女子500メートルで日本新記録で優勝した小平奈緒=AP
スピードスケートのW杯カルガリー大会で日本新で優勝した小平奈緒は、夜中に2度、目が覚めた。前日の1000メートルは1周目で転倒。200メートルのタイムは自己最速だっただけに「ゴールまで滑り切ったらどんなタイムが出ていたかと思うと悔しくて。沸々とするものがあった」。
小平、500m日本新で13連勝 スピードスケートW杯
この日の女子500メートル。わき上がる思いを、自らの滑りに込めた。
最初の100メートルを10秒19で通過。この地であった今年2月の世界スプリントより0秒18速い。そのまま加速を続けながら、転倒した第1カーブに突入。「滑りをもっと安定させようと徹底的に修正した。スポーツカーのように」。重心を低く保って、そのままカーブを回りきった。

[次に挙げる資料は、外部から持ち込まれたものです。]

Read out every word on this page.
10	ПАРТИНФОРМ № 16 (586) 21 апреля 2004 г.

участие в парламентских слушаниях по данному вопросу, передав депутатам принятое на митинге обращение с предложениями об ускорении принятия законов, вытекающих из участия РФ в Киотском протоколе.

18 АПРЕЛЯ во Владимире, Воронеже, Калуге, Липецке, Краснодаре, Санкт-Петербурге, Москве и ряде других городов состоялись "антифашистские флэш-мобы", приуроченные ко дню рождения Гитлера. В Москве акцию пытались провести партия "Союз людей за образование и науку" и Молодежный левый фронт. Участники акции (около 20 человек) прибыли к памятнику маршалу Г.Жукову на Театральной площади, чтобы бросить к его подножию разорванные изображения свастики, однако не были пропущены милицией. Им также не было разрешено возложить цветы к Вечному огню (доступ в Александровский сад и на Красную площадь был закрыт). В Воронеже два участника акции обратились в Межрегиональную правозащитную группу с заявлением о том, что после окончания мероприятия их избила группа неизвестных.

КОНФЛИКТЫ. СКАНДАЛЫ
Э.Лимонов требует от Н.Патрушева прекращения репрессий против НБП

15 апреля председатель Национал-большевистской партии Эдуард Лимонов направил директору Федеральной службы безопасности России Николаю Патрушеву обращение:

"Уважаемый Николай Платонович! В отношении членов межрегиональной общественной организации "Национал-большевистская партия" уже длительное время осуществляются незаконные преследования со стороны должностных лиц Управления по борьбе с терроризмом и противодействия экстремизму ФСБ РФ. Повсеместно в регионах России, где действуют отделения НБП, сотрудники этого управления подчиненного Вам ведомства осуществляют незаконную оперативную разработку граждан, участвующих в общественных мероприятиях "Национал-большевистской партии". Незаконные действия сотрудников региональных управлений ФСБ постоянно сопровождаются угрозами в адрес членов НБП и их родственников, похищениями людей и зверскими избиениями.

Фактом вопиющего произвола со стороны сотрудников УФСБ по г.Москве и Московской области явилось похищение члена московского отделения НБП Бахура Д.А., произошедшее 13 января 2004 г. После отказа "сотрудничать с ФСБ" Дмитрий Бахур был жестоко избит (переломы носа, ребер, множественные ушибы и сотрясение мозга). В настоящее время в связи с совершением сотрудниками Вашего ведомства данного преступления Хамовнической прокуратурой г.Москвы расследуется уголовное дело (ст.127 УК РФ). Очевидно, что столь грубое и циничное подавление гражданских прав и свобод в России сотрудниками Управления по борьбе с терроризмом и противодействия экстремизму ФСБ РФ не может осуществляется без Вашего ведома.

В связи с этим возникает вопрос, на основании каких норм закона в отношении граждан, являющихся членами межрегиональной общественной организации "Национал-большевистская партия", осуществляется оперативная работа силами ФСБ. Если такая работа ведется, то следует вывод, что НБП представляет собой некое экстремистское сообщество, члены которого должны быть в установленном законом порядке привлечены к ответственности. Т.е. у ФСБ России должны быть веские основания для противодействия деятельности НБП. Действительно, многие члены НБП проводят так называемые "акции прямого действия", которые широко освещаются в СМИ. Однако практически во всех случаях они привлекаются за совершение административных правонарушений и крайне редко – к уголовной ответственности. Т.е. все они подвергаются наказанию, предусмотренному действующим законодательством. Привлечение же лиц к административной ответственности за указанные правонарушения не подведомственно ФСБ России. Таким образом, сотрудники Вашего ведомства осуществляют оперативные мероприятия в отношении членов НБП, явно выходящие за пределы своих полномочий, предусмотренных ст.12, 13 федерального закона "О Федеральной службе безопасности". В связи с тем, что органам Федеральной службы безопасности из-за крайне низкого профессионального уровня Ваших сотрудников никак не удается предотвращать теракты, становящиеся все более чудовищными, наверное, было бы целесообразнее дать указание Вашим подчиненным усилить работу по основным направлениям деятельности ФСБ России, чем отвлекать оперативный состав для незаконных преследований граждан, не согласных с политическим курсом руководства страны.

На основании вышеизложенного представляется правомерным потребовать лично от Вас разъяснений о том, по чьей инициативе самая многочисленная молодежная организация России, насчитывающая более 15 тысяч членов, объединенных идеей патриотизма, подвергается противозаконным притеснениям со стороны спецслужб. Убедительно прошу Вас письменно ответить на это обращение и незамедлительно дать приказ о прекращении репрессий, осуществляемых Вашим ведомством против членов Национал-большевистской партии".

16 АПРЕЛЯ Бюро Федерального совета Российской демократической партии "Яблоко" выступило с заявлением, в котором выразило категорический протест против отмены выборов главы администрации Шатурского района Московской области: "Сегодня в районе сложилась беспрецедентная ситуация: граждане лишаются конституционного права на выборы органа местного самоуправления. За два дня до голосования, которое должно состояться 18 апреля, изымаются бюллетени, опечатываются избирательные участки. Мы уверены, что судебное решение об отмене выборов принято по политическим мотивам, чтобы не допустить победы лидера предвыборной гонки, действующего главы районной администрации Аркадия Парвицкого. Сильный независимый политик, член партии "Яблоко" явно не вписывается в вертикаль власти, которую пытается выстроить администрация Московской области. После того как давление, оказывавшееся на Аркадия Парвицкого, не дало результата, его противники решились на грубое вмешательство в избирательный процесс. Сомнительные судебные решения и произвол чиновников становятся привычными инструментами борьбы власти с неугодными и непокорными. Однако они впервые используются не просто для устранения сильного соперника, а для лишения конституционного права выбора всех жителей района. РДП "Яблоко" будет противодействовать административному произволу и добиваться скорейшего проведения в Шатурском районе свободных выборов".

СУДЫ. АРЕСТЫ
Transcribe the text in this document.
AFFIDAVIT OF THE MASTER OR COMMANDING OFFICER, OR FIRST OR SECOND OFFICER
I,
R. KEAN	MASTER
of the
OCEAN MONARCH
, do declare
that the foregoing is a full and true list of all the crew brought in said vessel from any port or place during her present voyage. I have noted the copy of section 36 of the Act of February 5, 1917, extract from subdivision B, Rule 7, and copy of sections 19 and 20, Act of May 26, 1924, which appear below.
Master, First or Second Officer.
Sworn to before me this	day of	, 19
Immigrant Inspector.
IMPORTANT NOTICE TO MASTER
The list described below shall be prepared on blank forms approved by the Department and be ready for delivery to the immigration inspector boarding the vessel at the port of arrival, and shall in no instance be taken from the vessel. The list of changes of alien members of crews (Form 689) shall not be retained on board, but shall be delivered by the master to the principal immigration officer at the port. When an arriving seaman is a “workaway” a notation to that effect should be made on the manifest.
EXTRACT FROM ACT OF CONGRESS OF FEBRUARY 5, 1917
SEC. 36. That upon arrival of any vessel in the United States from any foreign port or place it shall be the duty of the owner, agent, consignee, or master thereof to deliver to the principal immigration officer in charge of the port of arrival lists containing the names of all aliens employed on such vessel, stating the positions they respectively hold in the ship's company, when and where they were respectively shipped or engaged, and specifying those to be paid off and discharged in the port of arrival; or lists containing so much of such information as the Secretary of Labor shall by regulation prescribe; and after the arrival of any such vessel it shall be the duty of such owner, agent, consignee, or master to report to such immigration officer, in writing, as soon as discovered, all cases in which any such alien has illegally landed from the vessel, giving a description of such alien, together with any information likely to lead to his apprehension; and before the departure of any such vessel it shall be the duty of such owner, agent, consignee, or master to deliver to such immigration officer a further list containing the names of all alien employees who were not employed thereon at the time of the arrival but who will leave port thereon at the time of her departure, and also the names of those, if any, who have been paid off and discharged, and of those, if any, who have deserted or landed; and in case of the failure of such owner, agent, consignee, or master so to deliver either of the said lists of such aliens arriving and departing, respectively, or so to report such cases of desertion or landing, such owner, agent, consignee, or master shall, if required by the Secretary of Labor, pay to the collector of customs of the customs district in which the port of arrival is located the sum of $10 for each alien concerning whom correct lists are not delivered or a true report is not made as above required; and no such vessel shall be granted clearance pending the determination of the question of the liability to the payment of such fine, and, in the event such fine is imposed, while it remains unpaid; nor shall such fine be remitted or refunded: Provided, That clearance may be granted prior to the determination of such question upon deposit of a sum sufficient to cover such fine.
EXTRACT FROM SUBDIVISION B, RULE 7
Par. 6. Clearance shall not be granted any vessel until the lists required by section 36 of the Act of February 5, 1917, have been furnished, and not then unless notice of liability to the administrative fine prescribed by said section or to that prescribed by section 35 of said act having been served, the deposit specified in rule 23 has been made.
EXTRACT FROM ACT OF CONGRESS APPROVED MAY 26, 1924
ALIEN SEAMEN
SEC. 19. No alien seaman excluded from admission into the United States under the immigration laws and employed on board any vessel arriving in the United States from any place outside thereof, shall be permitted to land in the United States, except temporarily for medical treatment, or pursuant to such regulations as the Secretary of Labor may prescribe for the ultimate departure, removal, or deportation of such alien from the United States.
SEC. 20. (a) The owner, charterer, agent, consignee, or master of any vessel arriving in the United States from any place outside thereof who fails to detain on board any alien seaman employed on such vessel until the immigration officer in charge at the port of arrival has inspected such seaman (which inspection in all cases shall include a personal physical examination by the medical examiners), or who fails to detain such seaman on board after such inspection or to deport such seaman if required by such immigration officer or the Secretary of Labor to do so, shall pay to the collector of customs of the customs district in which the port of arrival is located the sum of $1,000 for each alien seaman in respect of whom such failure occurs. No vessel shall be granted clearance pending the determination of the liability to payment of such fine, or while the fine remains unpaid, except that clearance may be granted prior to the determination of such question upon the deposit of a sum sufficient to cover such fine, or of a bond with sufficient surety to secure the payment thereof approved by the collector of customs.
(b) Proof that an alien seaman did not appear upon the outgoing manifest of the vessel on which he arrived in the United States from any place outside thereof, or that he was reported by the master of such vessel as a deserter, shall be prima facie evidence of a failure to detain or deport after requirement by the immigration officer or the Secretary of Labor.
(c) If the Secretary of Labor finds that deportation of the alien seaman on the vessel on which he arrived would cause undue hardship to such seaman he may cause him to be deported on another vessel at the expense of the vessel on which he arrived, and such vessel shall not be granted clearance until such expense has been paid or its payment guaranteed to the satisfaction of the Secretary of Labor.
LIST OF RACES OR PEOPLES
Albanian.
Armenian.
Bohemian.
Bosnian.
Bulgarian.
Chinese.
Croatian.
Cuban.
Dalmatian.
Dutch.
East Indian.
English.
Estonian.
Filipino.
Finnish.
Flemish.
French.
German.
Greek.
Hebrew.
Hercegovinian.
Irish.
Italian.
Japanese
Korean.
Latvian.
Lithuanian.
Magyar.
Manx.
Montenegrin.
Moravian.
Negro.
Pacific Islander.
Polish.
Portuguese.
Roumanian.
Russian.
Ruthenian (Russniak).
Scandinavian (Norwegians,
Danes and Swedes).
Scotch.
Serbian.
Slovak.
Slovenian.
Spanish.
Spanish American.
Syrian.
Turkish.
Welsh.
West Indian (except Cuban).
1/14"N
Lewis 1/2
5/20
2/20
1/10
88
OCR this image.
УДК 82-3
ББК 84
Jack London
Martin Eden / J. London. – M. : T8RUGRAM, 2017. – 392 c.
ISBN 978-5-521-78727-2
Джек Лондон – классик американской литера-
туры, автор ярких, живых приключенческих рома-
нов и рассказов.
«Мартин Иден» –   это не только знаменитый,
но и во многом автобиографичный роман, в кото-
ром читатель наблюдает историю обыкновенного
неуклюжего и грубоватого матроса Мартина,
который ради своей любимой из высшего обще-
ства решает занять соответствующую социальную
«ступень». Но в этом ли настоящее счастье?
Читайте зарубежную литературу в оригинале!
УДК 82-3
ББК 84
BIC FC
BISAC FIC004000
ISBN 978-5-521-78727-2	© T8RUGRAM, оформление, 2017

小平にとって転倒は珍しくない。ソチ五輪前年の13年はここカルガリーのW杯500メートルで転んだ。翌週の世界スプリント選手権(米・ソルトレーク)1000メートルでも。小平にとって、より速いスピードに挑むことと転倒は、表裏一体だ。
大きな遠心力がかかるカーブでは、それに耐えるためにブレード(刃)をより傾けて氷を押さなければならない。高速リンクではさらに遠心力は強くなる。「その力を押し返してスピードが出る。それは望むところ」と結城コーチ。「誰も経験したことのないスピード」を求めて氷を長く押すための挑戦が、1000メートルでは転倒という形になって表れた。
この日、最終カーブこそリスクを避けるために、少し外側を回ったが、自身が持つ日本記録を0秒22更新する36秒53でゴール。「氷からの力をうまく押さえられた」と達成感をにじませた。